Human psychology is therefore an important part in designing random. A great example of this can be found in one of my favourite game series: Civilization. Sid Meier did a hilarious presentation on how they modified their random in Civilization Revolution. One of the things they did is that if a unit has 90% chance to win, this is treated as 100%, because it turned out that it always felt unreasonable to lose when the win chance was 90%. Another trick they did is that if a number of 50% battles in a row are all lost, then at some point the next one is automatically won, because it simply feels unfair to lose so often in a row.

Of course, with a mechanic like that it is important to either keep players from knowing it works like that, or to keep a bit of random in there, because otherwise knowing how this works will result in exploitable tactics. If there is one thing we learned during development of Awesomenauts and Swords & Soldiers, it is that if something can be abused, it always will!

Inspired by the Civilization article, we started playing with Leon's crit chance. The original implementation we had for this was simply a clean chance. However, this sometimes resulted in having two or three crits in a row, which is incredibly powerful. Dying from this felt unfair, because it did so much damage that there was little opportunity to get away from it.

To solve this we modified the crit chance to never happen twice in a row, and also to never fail ten times in a row. This way the crits are still random, but the situations that feel unfair don't happen anymore.

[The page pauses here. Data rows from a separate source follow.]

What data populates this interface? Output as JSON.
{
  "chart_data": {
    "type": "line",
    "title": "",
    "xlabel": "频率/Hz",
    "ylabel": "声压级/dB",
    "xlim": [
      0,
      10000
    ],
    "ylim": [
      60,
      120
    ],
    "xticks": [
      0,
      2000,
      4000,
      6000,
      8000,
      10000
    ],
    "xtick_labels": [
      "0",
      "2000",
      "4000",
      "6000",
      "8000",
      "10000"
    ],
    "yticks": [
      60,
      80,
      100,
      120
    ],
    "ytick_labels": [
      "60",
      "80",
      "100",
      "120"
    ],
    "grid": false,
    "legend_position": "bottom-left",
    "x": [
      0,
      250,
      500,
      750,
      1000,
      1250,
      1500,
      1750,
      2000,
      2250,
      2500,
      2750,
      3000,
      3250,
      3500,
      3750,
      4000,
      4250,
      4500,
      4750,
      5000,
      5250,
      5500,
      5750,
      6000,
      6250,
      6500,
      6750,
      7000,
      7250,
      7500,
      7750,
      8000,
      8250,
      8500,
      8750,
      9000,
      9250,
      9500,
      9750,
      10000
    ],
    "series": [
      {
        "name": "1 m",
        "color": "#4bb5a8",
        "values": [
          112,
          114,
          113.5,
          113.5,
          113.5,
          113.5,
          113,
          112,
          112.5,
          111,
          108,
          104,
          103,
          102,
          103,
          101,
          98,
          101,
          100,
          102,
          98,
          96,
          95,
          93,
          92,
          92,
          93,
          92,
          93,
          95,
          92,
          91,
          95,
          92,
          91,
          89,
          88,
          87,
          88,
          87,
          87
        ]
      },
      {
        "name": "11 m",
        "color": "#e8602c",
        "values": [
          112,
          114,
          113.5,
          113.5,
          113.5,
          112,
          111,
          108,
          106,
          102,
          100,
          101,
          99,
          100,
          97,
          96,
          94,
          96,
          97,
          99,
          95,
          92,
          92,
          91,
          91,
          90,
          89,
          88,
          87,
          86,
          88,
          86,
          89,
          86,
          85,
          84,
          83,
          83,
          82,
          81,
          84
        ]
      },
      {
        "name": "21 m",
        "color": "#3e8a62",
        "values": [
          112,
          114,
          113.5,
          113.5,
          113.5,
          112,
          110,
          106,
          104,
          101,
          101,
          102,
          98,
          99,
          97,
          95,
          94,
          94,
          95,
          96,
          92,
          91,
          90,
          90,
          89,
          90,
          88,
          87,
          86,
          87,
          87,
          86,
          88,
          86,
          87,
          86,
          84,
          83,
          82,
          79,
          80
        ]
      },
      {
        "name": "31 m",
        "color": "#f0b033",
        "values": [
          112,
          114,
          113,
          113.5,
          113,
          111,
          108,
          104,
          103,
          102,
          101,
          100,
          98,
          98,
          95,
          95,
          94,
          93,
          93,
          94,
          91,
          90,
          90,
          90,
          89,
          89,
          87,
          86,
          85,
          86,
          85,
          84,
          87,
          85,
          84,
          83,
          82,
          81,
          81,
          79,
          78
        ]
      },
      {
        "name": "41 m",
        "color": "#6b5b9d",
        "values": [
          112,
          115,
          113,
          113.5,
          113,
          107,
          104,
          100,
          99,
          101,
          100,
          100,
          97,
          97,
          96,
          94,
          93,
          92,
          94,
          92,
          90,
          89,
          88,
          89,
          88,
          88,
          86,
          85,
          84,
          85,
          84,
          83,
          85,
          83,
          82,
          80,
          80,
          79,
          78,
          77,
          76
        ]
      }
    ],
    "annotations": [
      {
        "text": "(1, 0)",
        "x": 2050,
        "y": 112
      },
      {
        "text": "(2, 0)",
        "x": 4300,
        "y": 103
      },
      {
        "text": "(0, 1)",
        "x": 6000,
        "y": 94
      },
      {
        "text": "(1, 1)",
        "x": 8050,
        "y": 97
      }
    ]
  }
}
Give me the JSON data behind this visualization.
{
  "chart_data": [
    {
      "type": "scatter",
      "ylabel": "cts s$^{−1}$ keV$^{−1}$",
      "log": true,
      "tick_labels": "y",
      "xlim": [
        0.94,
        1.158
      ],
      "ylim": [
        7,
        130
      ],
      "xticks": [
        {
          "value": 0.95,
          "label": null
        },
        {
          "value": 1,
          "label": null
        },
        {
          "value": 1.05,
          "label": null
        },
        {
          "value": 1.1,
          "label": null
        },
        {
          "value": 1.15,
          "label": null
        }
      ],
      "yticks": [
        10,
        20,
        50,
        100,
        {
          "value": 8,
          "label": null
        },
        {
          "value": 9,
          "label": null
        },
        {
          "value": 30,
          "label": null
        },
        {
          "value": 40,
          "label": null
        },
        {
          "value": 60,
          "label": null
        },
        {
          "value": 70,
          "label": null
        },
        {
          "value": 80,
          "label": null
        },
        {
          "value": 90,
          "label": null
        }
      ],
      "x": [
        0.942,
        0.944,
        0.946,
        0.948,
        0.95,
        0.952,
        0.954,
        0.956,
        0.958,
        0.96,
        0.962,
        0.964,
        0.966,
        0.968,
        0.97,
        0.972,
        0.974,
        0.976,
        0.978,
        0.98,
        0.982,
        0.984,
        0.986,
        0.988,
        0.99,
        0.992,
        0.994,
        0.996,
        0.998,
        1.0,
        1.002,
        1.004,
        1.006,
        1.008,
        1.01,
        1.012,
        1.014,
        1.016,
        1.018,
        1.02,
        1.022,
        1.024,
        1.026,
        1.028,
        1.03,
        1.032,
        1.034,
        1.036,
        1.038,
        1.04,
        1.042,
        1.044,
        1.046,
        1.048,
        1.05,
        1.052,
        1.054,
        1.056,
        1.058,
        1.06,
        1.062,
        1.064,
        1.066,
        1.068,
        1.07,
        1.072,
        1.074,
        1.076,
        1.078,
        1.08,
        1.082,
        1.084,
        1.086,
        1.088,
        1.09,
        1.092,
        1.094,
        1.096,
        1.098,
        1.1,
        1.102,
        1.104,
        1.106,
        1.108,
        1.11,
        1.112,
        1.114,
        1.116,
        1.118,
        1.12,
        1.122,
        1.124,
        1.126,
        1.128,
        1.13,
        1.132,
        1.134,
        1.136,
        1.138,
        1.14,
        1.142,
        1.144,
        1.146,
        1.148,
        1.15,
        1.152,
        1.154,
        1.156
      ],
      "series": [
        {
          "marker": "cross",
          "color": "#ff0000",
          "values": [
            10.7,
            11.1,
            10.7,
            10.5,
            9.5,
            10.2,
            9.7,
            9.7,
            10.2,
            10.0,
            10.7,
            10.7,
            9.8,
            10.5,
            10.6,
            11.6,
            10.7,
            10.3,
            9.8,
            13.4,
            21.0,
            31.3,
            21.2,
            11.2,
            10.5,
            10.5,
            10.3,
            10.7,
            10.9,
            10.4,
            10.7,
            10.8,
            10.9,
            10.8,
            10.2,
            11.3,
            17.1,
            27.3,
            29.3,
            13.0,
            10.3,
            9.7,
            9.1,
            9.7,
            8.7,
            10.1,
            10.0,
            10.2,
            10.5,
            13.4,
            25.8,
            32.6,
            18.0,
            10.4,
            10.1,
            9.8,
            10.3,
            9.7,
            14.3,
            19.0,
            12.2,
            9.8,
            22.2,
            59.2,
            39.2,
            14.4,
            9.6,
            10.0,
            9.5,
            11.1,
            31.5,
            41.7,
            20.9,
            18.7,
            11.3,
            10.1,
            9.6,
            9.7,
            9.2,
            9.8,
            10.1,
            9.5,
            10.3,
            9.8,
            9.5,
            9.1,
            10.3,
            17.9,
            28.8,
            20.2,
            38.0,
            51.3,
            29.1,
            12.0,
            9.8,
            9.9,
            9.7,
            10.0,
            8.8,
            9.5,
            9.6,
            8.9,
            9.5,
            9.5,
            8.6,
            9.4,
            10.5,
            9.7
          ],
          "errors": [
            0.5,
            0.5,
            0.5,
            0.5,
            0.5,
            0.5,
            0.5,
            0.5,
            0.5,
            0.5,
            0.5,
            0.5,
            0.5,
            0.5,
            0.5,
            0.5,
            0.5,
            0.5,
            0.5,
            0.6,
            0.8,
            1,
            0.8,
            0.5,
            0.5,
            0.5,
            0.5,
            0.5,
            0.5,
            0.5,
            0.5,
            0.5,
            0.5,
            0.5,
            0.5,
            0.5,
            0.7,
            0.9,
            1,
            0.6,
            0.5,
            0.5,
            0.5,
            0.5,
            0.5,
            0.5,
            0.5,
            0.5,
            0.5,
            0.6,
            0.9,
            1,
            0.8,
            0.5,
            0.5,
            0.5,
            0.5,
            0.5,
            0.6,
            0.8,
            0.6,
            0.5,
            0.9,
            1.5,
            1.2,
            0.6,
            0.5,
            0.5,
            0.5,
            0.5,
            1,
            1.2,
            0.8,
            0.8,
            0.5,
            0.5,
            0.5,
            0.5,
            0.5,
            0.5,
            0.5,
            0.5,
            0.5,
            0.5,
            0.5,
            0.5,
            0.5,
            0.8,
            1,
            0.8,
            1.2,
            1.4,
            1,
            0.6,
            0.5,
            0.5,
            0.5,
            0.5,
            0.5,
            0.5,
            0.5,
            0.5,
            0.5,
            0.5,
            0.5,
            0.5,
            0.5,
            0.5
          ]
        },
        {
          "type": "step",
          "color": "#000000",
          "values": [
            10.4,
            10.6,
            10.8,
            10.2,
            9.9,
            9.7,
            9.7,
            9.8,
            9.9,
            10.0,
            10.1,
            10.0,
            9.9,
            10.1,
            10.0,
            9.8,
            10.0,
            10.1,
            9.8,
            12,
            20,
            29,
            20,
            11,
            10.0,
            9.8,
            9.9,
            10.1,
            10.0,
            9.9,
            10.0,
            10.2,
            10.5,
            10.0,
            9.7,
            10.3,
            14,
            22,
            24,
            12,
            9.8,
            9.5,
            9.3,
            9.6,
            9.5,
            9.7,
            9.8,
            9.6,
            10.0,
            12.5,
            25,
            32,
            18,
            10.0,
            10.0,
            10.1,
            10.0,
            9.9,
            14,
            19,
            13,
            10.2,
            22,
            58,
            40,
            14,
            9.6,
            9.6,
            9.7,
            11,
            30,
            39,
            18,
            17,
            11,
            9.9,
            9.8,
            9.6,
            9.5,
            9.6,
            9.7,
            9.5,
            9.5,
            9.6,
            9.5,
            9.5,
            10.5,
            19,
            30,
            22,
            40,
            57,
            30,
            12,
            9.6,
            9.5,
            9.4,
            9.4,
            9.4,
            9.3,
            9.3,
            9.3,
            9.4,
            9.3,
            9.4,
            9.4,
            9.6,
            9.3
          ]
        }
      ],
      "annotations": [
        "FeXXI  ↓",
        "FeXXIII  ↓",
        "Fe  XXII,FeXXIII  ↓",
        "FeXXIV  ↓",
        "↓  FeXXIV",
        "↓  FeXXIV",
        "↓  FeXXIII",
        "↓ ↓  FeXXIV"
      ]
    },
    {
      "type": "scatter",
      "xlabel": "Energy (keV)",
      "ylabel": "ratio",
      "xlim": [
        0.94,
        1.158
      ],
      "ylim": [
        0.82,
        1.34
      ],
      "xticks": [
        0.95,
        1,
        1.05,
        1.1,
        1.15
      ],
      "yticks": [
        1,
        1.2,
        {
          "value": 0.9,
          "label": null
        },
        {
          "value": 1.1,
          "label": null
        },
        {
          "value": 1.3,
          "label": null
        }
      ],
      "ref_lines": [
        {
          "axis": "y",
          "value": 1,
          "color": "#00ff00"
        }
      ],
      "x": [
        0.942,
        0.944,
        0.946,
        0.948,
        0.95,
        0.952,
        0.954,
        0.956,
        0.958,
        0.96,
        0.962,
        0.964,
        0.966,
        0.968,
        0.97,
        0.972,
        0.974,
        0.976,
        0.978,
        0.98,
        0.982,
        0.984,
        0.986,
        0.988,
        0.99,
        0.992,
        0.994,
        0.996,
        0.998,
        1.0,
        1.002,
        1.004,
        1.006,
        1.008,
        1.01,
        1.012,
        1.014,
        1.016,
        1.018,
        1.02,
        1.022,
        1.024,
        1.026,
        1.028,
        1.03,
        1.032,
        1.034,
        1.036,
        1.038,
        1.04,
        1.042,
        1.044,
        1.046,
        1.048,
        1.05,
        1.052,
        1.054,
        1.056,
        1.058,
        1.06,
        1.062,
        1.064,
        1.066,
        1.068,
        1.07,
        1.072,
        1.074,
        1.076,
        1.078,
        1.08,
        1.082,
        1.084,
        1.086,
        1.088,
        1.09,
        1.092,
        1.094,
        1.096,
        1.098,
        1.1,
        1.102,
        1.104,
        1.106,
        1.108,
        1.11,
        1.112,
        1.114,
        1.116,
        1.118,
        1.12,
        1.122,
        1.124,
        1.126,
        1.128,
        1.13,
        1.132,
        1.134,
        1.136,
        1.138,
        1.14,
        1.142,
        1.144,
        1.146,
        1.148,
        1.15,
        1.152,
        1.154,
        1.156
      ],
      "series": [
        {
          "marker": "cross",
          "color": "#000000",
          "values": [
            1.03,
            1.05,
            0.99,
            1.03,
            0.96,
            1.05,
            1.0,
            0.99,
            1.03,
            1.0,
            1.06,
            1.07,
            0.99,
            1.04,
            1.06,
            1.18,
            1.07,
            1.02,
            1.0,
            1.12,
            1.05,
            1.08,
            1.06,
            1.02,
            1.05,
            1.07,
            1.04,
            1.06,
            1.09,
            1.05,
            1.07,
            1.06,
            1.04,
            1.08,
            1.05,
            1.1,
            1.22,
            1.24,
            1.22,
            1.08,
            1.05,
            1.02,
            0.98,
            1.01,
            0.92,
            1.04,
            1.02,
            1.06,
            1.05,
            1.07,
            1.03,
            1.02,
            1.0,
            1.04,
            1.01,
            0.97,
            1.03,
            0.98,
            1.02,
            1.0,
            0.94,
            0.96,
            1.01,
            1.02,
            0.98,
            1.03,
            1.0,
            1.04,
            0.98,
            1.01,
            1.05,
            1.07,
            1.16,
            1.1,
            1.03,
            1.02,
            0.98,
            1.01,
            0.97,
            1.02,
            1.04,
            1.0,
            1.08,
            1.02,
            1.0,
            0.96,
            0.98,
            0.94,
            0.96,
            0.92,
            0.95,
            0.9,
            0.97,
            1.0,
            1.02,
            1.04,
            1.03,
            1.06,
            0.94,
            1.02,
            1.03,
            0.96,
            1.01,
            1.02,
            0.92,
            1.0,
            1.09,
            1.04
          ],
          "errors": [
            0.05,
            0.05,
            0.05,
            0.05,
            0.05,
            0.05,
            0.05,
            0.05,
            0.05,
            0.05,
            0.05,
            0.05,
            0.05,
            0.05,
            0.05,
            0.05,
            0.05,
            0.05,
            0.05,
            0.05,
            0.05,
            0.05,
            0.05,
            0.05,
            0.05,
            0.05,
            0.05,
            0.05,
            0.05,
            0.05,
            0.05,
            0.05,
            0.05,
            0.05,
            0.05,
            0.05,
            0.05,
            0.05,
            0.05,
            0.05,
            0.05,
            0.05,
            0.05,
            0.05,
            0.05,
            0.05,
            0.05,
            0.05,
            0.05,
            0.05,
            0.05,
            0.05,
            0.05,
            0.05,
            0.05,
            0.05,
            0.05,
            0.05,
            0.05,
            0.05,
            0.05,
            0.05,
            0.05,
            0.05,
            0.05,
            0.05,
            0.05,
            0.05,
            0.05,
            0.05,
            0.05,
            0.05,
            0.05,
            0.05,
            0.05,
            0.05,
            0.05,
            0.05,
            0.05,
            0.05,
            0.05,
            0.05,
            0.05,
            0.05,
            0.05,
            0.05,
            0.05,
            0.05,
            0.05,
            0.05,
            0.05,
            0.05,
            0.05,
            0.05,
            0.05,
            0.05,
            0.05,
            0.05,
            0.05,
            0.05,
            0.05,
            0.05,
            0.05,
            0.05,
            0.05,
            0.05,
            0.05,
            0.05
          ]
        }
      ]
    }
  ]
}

This worked fine and had the desired result, but what we did not realise is that it massively changes the actual crit chance! With a 15% crit chance, the chance of it missing 10 times in a row is a surprisingly high 19.7%. Adding a guaranteed extra crit so often increases the crit chance significantly! So in that particular patch we accidentally buffed Leon a lot, making him pretty overpowered.

We did not realise we had done this until players started counting. They quickly noticed that Leon had become a lot stronger, but we simply didn't believe them. To convince us that something was wrong, a couple of players performed several hundred attacks in a row and counted how many crits they got. Even then we still didn't believe them at first, but once we understood what was happening here, we modified the crit chances to be the same as before again, including the extra rules for consecutive hits.

Image by Awesomenauts player 'Offline' (I think).

This brings me to the end of this blogpost. As the various topics I have discussed today have shown, there is much more to chance, luck and random in games than just using pure random functions. Whenever random is involved, the designer and programmer should always consider what they want exactly, since in practice it turns out that a true random is quite rarely wanted.